There are quite a wide variety of recipes for using fresh Bergamot fruit;
the zest for marmalade, candied peel and cakes, or juice in salads, dressings or marinades. Then there is a wonderful sounding dessert I found (created by Lucy Vasefirer) for ‘Bergamot Orange Custard Cups’. She also experimented to create some biscuits she named Bergamot Orange Dreams – sounding absolutely delish. Recipe at http://www.hungrycravings.com/2010/01/single-bergamot-orange.html
Other Uses: Bergamot is a well known ingredient in the perfume and cosmetic industries.
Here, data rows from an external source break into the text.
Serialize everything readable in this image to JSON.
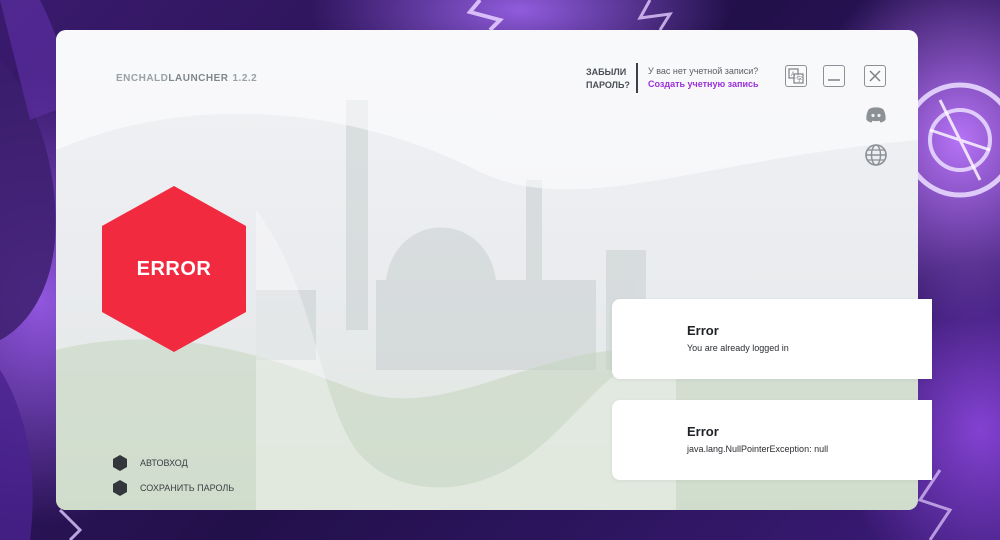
{
  "app": {
    "name_part1": "ENCHALD",
    "name_part2": "LAUNCHER",
    "version": "1.2.2"
  },
  "header": {
    "forgot_line1": "ЗАБЫЛИ",
    "forgot_line2": "ПАРОЛЬ?",
    "no_account": "У вас нет учетной записи?",
    "create_account": "Создать учетную запись"
  },
  "window_buttons": [
    {
      "icon": "translate-icon"
    },
    {
      "icon": "minimize-icon"
    },
    {
      "icon": "close-icon"
    }
  ],
  "side_icons": [
    {
      "icon": "discord-icon"
    },
    {
      "icon": "globe-icon"
    }
  ],
  "status": {
    "label": "ERROR",
    "color": "#f22a3f"
  },
  "options": [
    {
      "label": "АВТОВХОД"
    },
    {
      "label": "СОХРАНИТЬ ПАРОЛЬ"
    }
  ],
  "notifications": [
    {
      "title": "Error",
      "message": "You are already logged in"
    },
    {
      "title": "Error",
      "message": "java.lang.NullPointerException: null"
    }
  ],
  "colors": {
    "accent": "#9b30d9",
    "error": "#f22a3f",
    "background": "#2a1550"
  }
}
History & Mystery: Bergamot is derived from the Italian word bergamotto, which was thought to be derived from Turkish bey armut or bey armudu, meaning ‘prince of pears’. The energy of Bergamot is the sun, ruled by the element of fire. It’s spiritual/inspirational essence is that it is stimulating and helps us trust in our senses, clarifies goals and be more self-assured. When we find ourselves in unfamiliar environments and unsure, it helps restore confidence. Another spiritual energy of Bergamot is to help activate Light Forces. Monika Junemann suggests that whenever we find our plans darkened by the shadows of dark powers, Bergamot will help focus a ray of concentrated light wherever it is needed.
References: https://en.wikipedia.org/wiki/Bergamot_orange; ‘The Land Where The Lemons Grow’ by Helena Attlee; ‘The Fragrant Pharmacy’ by Valerie Ann Worwood.
Prepared for the Herb Federation of New Zealand’s Herb Awareness Month 2022-www.herbs.org.nz
Advisory Note: This text is given as a general guidance. If any adverse reactions occur or symptoms persist, please contact a qualified medical herbalist or medical doctor immediately.